A Definição Legal do Art. 2º da Lei 8.429/1992
O artigo 2º da LIA é o ponto de partida para a definição do sujeito ativo na improbidade. Sua redação, que não foi substancialmente alterada pela reforma de 2021, é a seguinte:
"Art. 2° Reputa-se agente público, para os efeitos desta lei, todo aquele que exerce, ainda que transitoriamente ou sem remuneração, por eleição, nomeação, designação, contratação ou qualquer outra forma de investidura ou vínculo, mandato, cargo, emprego ou função nas entidades mencionadas no artigo anterior."[reference:1][reference:2]
Este dispositivo revela os pilares do conceito de agente público para fins de improbidade:
Exercício de Função Pública: O elemento central é o exercício de um mandato, cargo, emprego ou função pública. O que importa é a atividade desempenhada em nome do Estado, e não o título ou a natureza jurídica do vínculo.
Transitoriedade ou Ausência de Remuneração: A lei é expressa ao incluir aqueles que exercem a função "ainda que transitoriamente ou sem remuneração". Isso abrange, por exemplo, os agentes temporários (contratados por excepcional interesse público), os estagiários, os voluntários em programas públicos e os mesários eleitorais.
Diversidade de Vínculos: A lei enumera, de forma não exaustiva, as formas de investidura: "eleição, nomeação, designação, contratação ou qualquer outra forma de investidura ou vínculo". Esta abertura ("qualquer outra forma") confere ao intérprete a flexibilidade necessária para alcançar situações não previstas expressamente, mas que envolvam o exercício de um munus público.
Entidades Alcançadas: O artigo faz remissão às "entidades mencionadas no artigo anterior" (art. 1º), que são a administração direta, indireta ou fundacional de qualquer dos Poderes da União, dos Estados, do Distrito Federal, dos Municípios, bem como as entidades para cuja criação ou custeio o erário haja concorrido ou concorra com mais de cinquenta por cento do patrimônio ou da receita anual[reference:3].
2.1. A Constitucionalidade do Conceito Amplo: ADI 4.295-DF
A amplitude do conceito de agente público foi questionada no Supremo Tribunal Federal (STF) por meio da Ação Direta de Inconstitucionalidade (ADI) nº 4.295-DF. O partido autor da ação alegava que a Lei nº 8.429/1992 teria exorbitado ao ampliar o conceito de agente público para além dos servidores públicos em sentido estrito[reference:4].
O Plenário do STF, por maioria, julgou a ação improcedente e declarou a constitucionalidade do artigo 2º da LIA, entre outros dispositivos[reference:5]. A tese firmada pela Corte foi a seguinte:
Tese do STF na ADI 4.295-DF:
"São constitucionais os dispositivos da Lei de Improbidade Administrativa (Lei 8.429/1992 - LIA) que ampliam o conceito de agente público, impõem obrigações no tocante às informações patrimoniais para posse e exercício do cargo, bem como preveem sanções — independentemente das esferas penais, civis e administrativas — e o acompanhamento dos respectivos procedimentos administrativos pelo Ministério Público e pelo Tribunal de Contas."[reference:6]

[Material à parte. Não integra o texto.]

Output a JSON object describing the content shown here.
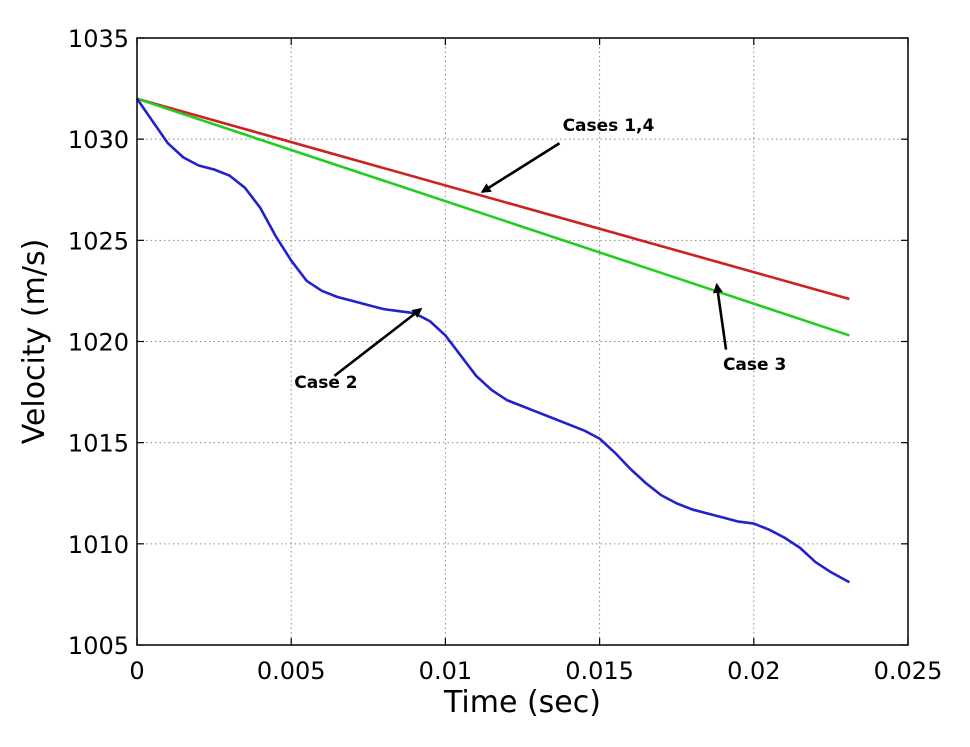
{
  "chart_data": {
    "type": "line",
    "xlabel": "Time (sec)",
    "ylabel": "Velocity (m/s)",
    "xlim": [
      0,
      0.025
    ],
    "ylim": [
      1005,
      1035
    ],
    "grid": true,
    "x_ticks": [
      0,
      0.005,
      0.01,
      0.015,
      0.02,
      0.025
    ],
    "x_tick_labels": [
      "0",
      "0.005",
      "0.01",
      "0.015",
      "0.02",
      "0.025"
    ],
    "y_ticks": [
      1005,
      1010,
      1015,
      1020,
      1025,
      1030,
      1035
    ],
    "y_tick_labels": [
      "1005",
      "1010",
      "1015",
      "1020",
      "1025",
      "1030",
      "1035"
    ],
    "series": [
      {
        "color": "#cc2222",
        "x": [
          0,
          0.0231
        ],
        "y": [
          1032.0,
          1022.1
        ]
      },
      {
        "color": "#22cc22",
        "x": [
          0,
          0.0231
        ],
        "y": [
          1032.0,
          1020.3
        ]
      },
      {
        "color": "#2222cc",
        "x": [
          0,
          0.0005,
          0.001,
          0.0015,
          0.002,
          0.0025,
          0.003,
          0.0035,
          0.004,
          0.0045,
          0.005,
          0.0055,
          0.006,
          0.0065,
          0.007,
          0.0075,
          0.008,
          0.0085,
          0.009,
          0.0095,
          0.01,
          0.0105,
          0.011,
          0.0115,
          0.012,
          0.0125,
          0.013,
          0.0135,
          0.014,
          0.0145,
          0.015,
          0.0155,
          0.016,
          0.0165,
          0.017,
          0.0175,
          0.018,
          0.0185,
          0.019,
          0.0195,
          0.02,
          0.0205,
          0.021,
          0.0215,
          0.022,
          0.0225,
          0.0231
        ],
        "y": [
          1032.0,
          1030.9,
          1029.8,
          1029.1,
          1028.7,
          1028.5,
          1028.2,
          1027.6,
          1026.6,
          1025.2,
          1024.0,
          1023.0,
          1022.5,
          1022.2,
          1022.0,
          1021.8,
          1021.6,
          1021.5,
          1021.4,
          1021.0,
          1020.3,
          1019.3,
          1018.3,
          1017.6,
          1017.1,
          1016.8,
          1016.5,
          1016.2,
          1015.9,
          1015.6,
          1015.2,
          1014.5,
          1013.7,
          1013.0,
          1012.4,
          1012.0,
          1011.7,
          1011.5,
          1011.3,
          1011.1,
          1011.0,
          1010.7,
          1010.3,
          1009.8,
          1009.1,
          1008.6,
          1008.1
        ]
      }
    ],
    "annotations": [
      {
        "text": "Cases 1,4",
        "text_at": [
          0.0138,
          1030.4
        ],
        "arrow_from": [
          0.0137,
          1029.8
        ],
        "arrow_to": [
          0.0112,
          1027.4
        ]
      },
      {
        "text": "Case 2",
        "text_at": [
          0.0051,
          1017.7
        ],
        "arrow_from": [
          0.0064,
          1018.3
        ],
        "arrow_to": [
          0.0092,
          1021.6
        ]
      },
      {
        "text": "Case 3",
        "text_at": [
          0.019,
          1018.6
        ],
        "arrow_from": [
          0.0191,
          1019.6
        ],
        "arrow_to": [
          0.0188,
          1022.8
        ]
      }
    ]
  }
}
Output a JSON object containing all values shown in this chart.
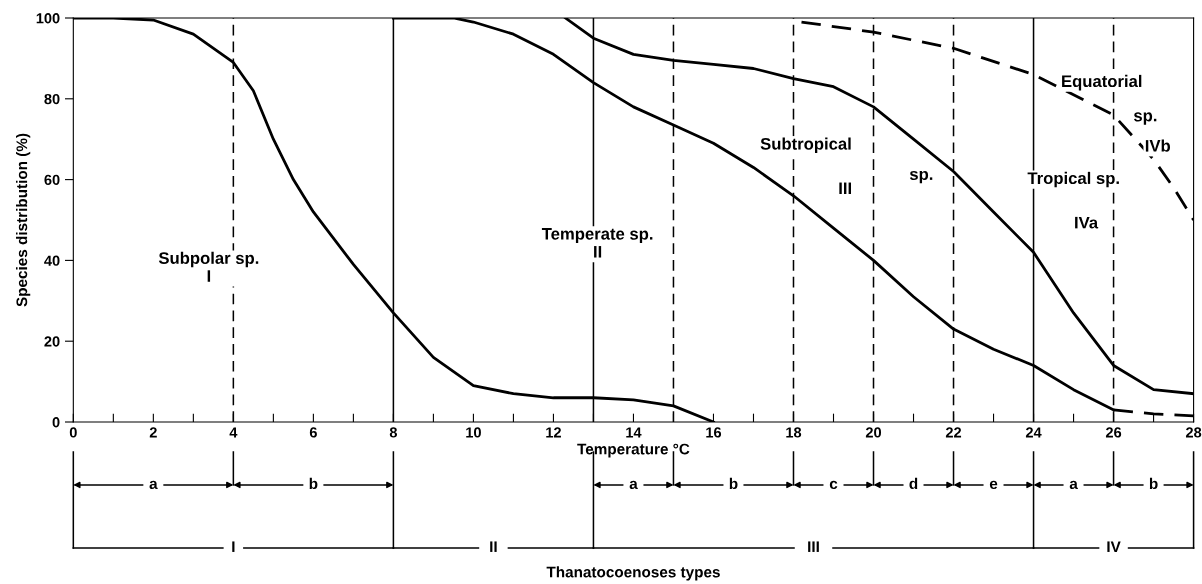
{
  "chart_data": [
    {
      "type": "line",
      "xlabel": "Temperature °C",
      "ylabel": "Species distribution (%)",
      "xlim": [
        0,
        28
      ],
      "ylim": [
        0,
        100
      ],
      "xticks": [
        0,
        {
          "value": 1,
          "label": null
        },
        2,
        {
          "value": 3,
          "label": null
        },
        4,
        {
          "value": 5,
          "label": null
        },
        6,
        {
          "value": 7,
          "label": null
        },
        8,
        {
          "value": 9,
          "label": null
        },
        10,
        {
          "value": 11,
          "label": null
        },
        12,
        {
          "value": 13,
          "label": null
        },
        14,
        {
          "value": 15,
          "label": null
        },
        16,
        {
          "value": 17,
          "label": null
        },
        18,
        {
          "value": 19,
          "label": null
        },
        20,
        {
          "value": 21,
          "label": null
        },
        22,
        {
          "value": 23,
          "label": null
        },
        24,
        {
          "value": 25,
          "label": null
        },
        26,
        {
          "value": 27,
          "label": null
        },
        28
      ],
      "yticks": [
        0,
        20,
        40,
        60,
        80,
        100
      ],
      "grid": false,
      "legend": false,
      "marker": "none",
      "series": [
        {
          "color": "#000000",
          "line_style": "solid",
          "x": [
            0,
            1,
            2,
            3,
            4,
            4.5,
            5,
            5.5,
            6,
            7,
            8,
            9,
            10,
            11,
            12,
            13,
            14,
            15,
            16
          ],
          "values": [
            100,
            100,
            99.5,
            96,
            89,
            82,
            70,
            60,
            52,
            39,
            27,
            16,
            9,
            7,
            6,
            6,
            5.5,
            4,
            0
          ]
        },
        {
          "color": "#000000",
          "line_style": "solid",
          "x": [
            8,
            9,
            9.5,
            10,
            11,
            12,
            13,
            14,
            15,
            16,
            17,
            18,
            19,
            20,
            21,
            22,
            23,
            24,
            25,
            26
          ],
          "values": [
            100,
            100,
            100,
            99,
            96,
            91,
            84,
            78,
            73.5,
            69,
            63,
            56,
            48,
            40,
            31,
            23,
            18,
            14,
            8,
            3
          ]
        },
        {
          "color": "#000000",
          "line_style": "dashed",
          "x": [
            26,
            27,
            28
          ],
          "values": [
            3,
            2,
            1.5
          ]
        },
        {
          "color": "#000000",
          "line_style": "solid",
          "x": [
            12.3,
            13,
            14,
            15,
            16,
            17,
            18,
            19,
            20,
            21,
            22,
            23,
            24,
            25,
            26,
            27,
            28
          ],
          "values": [
            100,
            95,
            91,
            89.5,
            88.5,
            87.5,
            85,
            83,
            78,
            70,
            62,
            52,
            42,
            27,
            14,
            8,
            7
          ]
        },
        {
          "color": "#000000",
          "line_style": "dashed",
          "x": [
            18.2,
            20,
            22,
            24,
            26,
            27,
            27.5,
            28
          ],
          "values": [
            99,
            96.5,
            92.5,
            86,
            76,
            65,
            58,
            50
          ]
        }
      ],
      "ref_lines": [
        {
          "axis": "x",
          "value": 4,
          "line_style": "dashed",
          "color": "#000000"
        },
        {
          "axis": "x",
          "value": 8,
          "line_style": "solid",
          "color": "#000000"
        },
        {
          "axis": "x",
          "value": 13,
          "line_style": "solid",
          "color": "#000000"
        },
        {
          "axis": "x",
          "value": 15,
          "line_style": "dashed",
          "color": "#000000"
        },
        {
          "axis": "x",
          "value": 18,
          "line_style": "dashed",
          "color": "#000000"
        },
        {
          "axis": "x",
          "value": 20,
          "line_style": "dashed",
          "color": "#000000"
        },
        {
          "axis": "x",
          "value": 22,
          "line_style": "dashed",
          "color": "#000000"
        },
        {
          "axis": "x",
          "value": 24,
          "line_style": "solid",
          "color": "#000000"
        },
        {
          "axis": "x",
          "value": 26,
          "line_style": "dashed",
          "color": "#000000"
        }
      ],
      "annotations": [
        "Subpolar sp.\nI",
        "Temperate sp.\nII",
        "Subtropical",
        "sp.",
        "III",
        "Tropical sp.",
        "IVa",
        "Equatorial",
        "sp.",
        "IVb"
      ]
    },
    {
      "type": "other",
      "annotations": [
        "a",
        "b",
        "a",
        "b",
        "c",
        "d",
        "e",
        "a",
        "b",
        "I",
        "II",
        "III",
        "IV",
        "Thanatocoenoses types"
      ]
    }
  ]
}
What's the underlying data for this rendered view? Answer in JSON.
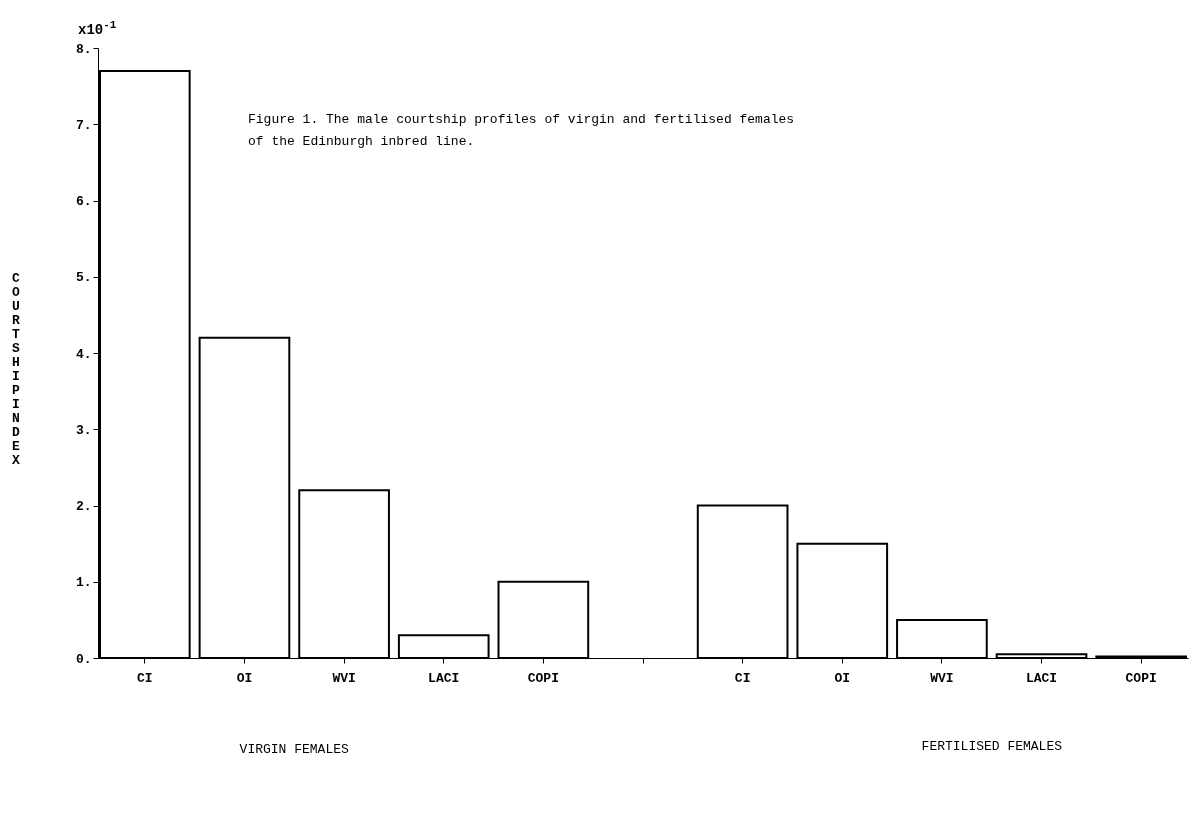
{
  "chart_data": {
    "type": "bar",
    "ylabel": "COURTSHIP INDEX",
    "categories": [
      "CI",
      "OI",
      "WVI",
      "LACI",
      "COPI",
      null,
      "CI",
      "OI",
      "WVI",
      "LACI",
      "COPI"
    ],
    "values": [
      7.7,
      4.2,
      2.2,
      0.3,
      1.0,
      null,
      2.0,
      1.5,
      0.5,
      0.05,
      0.02
    ],
    "color": "#ffffff",
    "ylim": [
      0,
      8
    ],
    "yticks": [
      {
        "value": 0,
        "label": "0."
      },
      {
        "value": 1,
        "label": "1."
      },
      {
        "value": 2,
        "label": "2."
      },
      {
        "value": 3,
        "label": "3."
      },
      {
        "value": 4,
        "label": "4."
      },
      {
        "value": 5,
        "label": "5."
      },
      {
        "value": 6,
        "label": "6."
      },
      {
        "value": 7,
        "label": "7."
      },
      {
        "value": 8,
        "label": "8."
      }
    ],
    "annotations": [
      "x10$^{-1}$",
      "Figure 1.  The male courtship profiles of virgin and fertilised females\n            of the Edinburgh inbred line.",
      "VIRGIN FEMALES",
      "FERTILISED FEMALES"
    ]
  }
}
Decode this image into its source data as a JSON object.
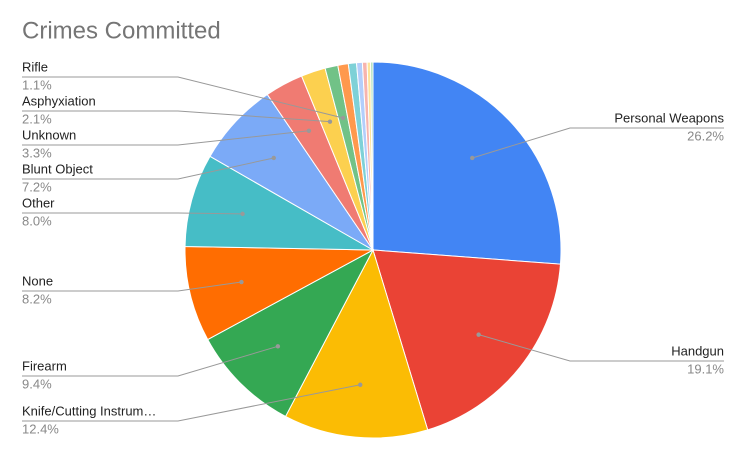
{
  "chart_data": {
    "type": "pie",
    "title": "Crimes Committed",
    "categories": [
      "Personal Weapons",
      "Handgun",
      "Knife/Cutting Instrum…",
      "Firearm",
      "None",
      "Other",
      "Blunt Object",
      "Unknown",
      "Asphyxiation",
      "Rifle",
      null,
      null,
      null,
      null,
      null,
      null
    ],
    "values": [
      26.2,
      19.1,
      12.4,
      9.4,
      8.2,
      8.0,
      7.2,
      3.3,
      2.1,
      1.1,
      0.9,
      0.7,
      0.5,
      0.4,
      0.3,
      0.2
    ],
    "value_labels": [
      "26.2%",
      "19.1%",
      "12.4%",
      "9.4%",
      "8.2%",
      "8.0%",
      "7.2%",
      "3.3%",
      "2.1%",
      "1.1%",
      null,
      null,
      null,
      null,
      null,
      null
    ],
    "colors": [
      "#4285f4",
      "#ea4335",
      "#fbbc04",
      "#34a853",
      "#ff6d01",
      "#46bdc6",
      "#7baaf7",
      "#f07b72",
      "#fcd04f",
      "#71c287",
      "#ff994d",
      "#7ed1d7",
      "#b3cefb",
      "#f7b4ae",
      "#fde49b",
      "#aadcb7"
    ]
  }
}
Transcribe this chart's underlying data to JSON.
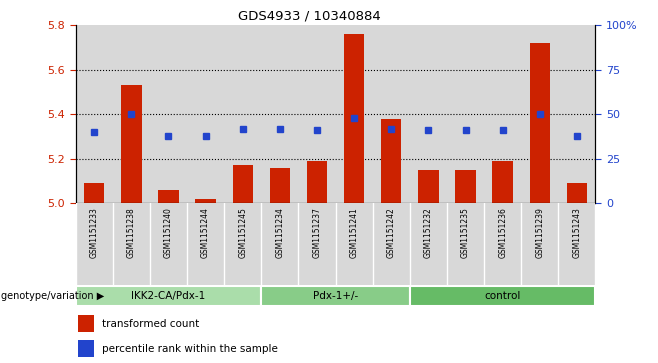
{
  "title": "GDS4933 / 10340884",
  "samples": [
    "GSM1151233",
    "GSM1151238",
    "GSM1151240",
    "GSM1151244",
    "GSM1151245",
    "GSM1151234",
    "GSM1151237",
    "GSM1151241",
    "GSM1151242",
    "GSM1151232",
    "GSM1151235",
    "GSM1151236",
    "GSM1151239",
    "GSM1151243"
  ],
  "red_values": [
    5.09,
    5.53,
    5.06,
    5.02,
    5.17,
    5.16,
    5.19,
    5.76,
    5.38,
    5.15,
    5.15,
    5.19,
    5.72,
    5.09
  ],
  "blue_values": [
    40,
    50,
    38,
    38,
    42,
    42,
    41,
    48,
    42,
    41,
    41,
    41,
    50,
    38
  ],
  "groups": [
    {
      "label": "IKK2-CA/Pdx-1",
      "start": 0,
      "end": 5,
      "color": "#aaddaa"
    },
    {
      "label": "Pdx-1+/-",
      "start": 5,
      "end": 9,
      "color": "#88cc88"
    },
    {
      "label": "control",
      "start": 9,
      "end": 14,
      "color": "#66bb66"
    }
  ],
  "ylim_left": [
    5.0,
    5.8
  ],
  "ylim_right": [
    0,
    100
  ],
  "yticks_left": [
    5.0,
    5.2,
    5.4,
    5.6,
    5.8
  ],
  "yticks_right": [
    0,
    25,
    50,
    75,
    100
  ],
  "red_color": "#cc2200",
  "blue_color": "#2244cc",
  "bar_width": 0.55,
  "plot_bg_color": "#ffffff",
  "sample_bg_color": "#d8d8d8",
  "legend_red": "transformed count",
  "legend_blue": "percentile rank within the sample",
  "genotype_label": "genotype/variation",
  "tick_color_left": "#cc2200",
  "tick_color_right": "#2244cc"
}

O que este julgado ensina:
Ratificação da Ampla Abrangência: O STF chancelou a opção do legislador por um conceito funcional e amplo de agente público, entendendo que tal definição é essencial para a efetividade do combate à corrupção e para a proteção do patrimônio público.
Independência das Esferas de Responsabilização: A decisão também reforçou que as sanções da LIA são independentes das aplicáveis nas esferas penal, civil e administrativa, consolidando o duplo regime sancionatório dos agentes públicos, com exceção do Presidente da República, que possui foro especial por crime de responsabilidade[reference:7].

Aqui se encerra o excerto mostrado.